Sheila recounts the ceremony and emotion of her wedding day, up to the
time the couple are alone at last at Bel Air, and ends it with, “The
rest you know my darling. Happy Anniversary, my love.”
Sheila
did not claim to be an author. Her writing is compelling because it is so
honest. Thanks, Sheila and Frank, for giving us a glimpse of real love
letters, of innocence, of passion which makes a marriage endure for 38
years. A chronicle of hope for all married people. My second gift.
The
third gift was harder to grasp. It came in ugly wrapping paper. Last week
Radhica Saith was caught shoplifting in Miami. Some people were gloating,
scandalised and horrified. They said, “Can you believe this juicy piece
of gossip - it’s on the front page.” Then I received a call from a
woman who would not give her name. She said, “It will be a tragedy if
Radhica who has given so much to battered women and children, alcoholics
and poor students will now only be remembered for this incident.” This
woman said: “In the early 70’s Radhica founded a group called Friends
of the Hospital, then she founded the first half way house for battered
children and women. After her own experience with cancer - (she is missing
a stomach and intestines and is fighting cervical cancer) - she formed the
South Cancer Resource centre for medical screening and counselling for
patients. “She has served on the National Council for Alcoholism and
Addiction and founded a group for alcoholic women who could not talk in
front of men. She used her private finance to put scores of children to
school.” But she was arrested for shoplifting.
Why
did this apparently wealthy social worker shove clothes in her bag and
walk out without paying for them? One psychologist says shoplifting by
people who obviously don’t need to (there was a quantity of money and
credit cards found in her bag) must be distinguished from ordinary theft,
deliberate or the adolescent kind which is a rite of passage. (This is
separate and apart from the condition of amnesia, a sense of being
dislocated.) The psychologist says:
“Mood
disorders and especially major depressive illness are associated with this
kind of theft. It is a rare condition, not enough is known about it, and
it is more common in females.
“Individuals
such as these are diagnosed as ego dystonic which means out of character.

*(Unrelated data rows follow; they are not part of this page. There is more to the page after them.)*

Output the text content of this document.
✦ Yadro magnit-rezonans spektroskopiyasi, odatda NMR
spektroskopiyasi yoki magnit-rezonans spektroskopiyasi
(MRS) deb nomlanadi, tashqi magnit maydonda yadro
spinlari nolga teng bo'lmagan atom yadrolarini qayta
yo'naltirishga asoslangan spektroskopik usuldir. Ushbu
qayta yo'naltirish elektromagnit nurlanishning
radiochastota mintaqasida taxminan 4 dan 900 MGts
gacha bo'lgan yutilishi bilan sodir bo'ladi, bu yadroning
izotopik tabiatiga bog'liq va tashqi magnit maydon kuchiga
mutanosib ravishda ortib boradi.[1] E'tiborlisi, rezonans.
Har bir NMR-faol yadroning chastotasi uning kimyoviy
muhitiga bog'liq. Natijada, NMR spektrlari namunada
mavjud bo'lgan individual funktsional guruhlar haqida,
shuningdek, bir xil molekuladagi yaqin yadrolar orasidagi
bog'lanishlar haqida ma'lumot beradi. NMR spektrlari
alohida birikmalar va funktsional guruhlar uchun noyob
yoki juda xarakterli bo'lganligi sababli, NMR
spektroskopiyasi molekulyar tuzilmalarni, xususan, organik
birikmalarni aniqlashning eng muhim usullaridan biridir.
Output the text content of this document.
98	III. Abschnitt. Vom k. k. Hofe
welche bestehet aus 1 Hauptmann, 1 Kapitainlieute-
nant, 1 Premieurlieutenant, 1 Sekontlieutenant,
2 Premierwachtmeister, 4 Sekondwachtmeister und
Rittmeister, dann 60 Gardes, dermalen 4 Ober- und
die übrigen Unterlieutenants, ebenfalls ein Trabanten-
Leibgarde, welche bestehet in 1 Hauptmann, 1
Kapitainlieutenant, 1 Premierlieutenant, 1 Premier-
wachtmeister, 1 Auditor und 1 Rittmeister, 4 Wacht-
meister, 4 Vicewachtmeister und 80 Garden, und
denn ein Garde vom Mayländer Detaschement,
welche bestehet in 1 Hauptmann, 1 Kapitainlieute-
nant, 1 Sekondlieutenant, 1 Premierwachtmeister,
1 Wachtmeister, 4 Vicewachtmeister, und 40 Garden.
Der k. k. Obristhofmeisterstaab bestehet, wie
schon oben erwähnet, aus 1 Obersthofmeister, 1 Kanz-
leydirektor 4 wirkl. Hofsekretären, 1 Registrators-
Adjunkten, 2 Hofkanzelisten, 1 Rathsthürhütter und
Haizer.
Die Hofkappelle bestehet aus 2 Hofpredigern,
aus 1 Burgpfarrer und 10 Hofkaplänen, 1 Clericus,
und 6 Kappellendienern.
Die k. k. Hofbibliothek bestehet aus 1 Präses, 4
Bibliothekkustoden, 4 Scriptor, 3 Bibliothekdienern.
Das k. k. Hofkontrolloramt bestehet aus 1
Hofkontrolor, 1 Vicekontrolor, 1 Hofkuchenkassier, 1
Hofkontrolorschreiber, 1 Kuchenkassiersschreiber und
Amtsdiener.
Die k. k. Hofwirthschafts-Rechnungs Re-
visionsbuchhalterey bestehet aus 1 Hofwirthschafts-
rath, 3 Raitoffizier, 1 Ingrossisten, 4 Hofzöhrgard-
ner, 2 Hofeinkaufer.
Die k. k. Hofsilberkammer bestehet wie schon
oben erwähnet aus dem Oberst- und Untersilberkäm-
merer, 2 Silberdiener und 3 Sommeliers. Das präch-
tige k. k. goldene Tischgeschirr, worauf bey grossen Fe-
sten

They are aware that the act is wrong and senseless, they often feel
depressed and guilty about the theft.”
Now
she quotes a Diagnostic and Statistical Manual of Mental Disorders - 4th
edition: “The individual experiences a rising subjective sense of
tension before the act and a relief of tension after it.
“The
objects are stolen despite the fact that they are typically of little
value to the individual who could have afforded to pay for them and often
gives them away or discards them...”
But
we are impatient with doctors - we are political, and social animals with
our own biases. So how do we respond to Radhica. It is difficult because
her husband is a politician. But this time, let us for argument sake,
divorce politics from compassion. It does not matter if you are man or
woman, UNC, PNM, NAR, black, white or brown, whether you are rich, poor,
young, old, beautiful, privileged, or down in the dumps. Do you or do you
not respect a woman who has protected hundreds of woman and children from
being beaten up or killed? Radhica may be privileged, wealthy, protected,
some say she is spoilt. But she understands and lives out one premise of
humanity - that a truly civilized society is measured by the way it treats
its weakest citizens. Women are physically, and economically weaker than
men. That power men have is often abused. Trevor McDonald said in the
Media Awards last week that it is our duty to speak out for those who have
no voice. Radhica spoke and speaks for many women, sick, beaten up, poor,
alcoholic women. Today she may be depressed, and in physical discomfort.
She will be strong again, and whatever her faults, we must remind her now
that we have not forgotten her gift - to reach out and pull up those who
are down, her gift of compassion.
And
so I threw away the ugly wrapping and marvelled at the gift within.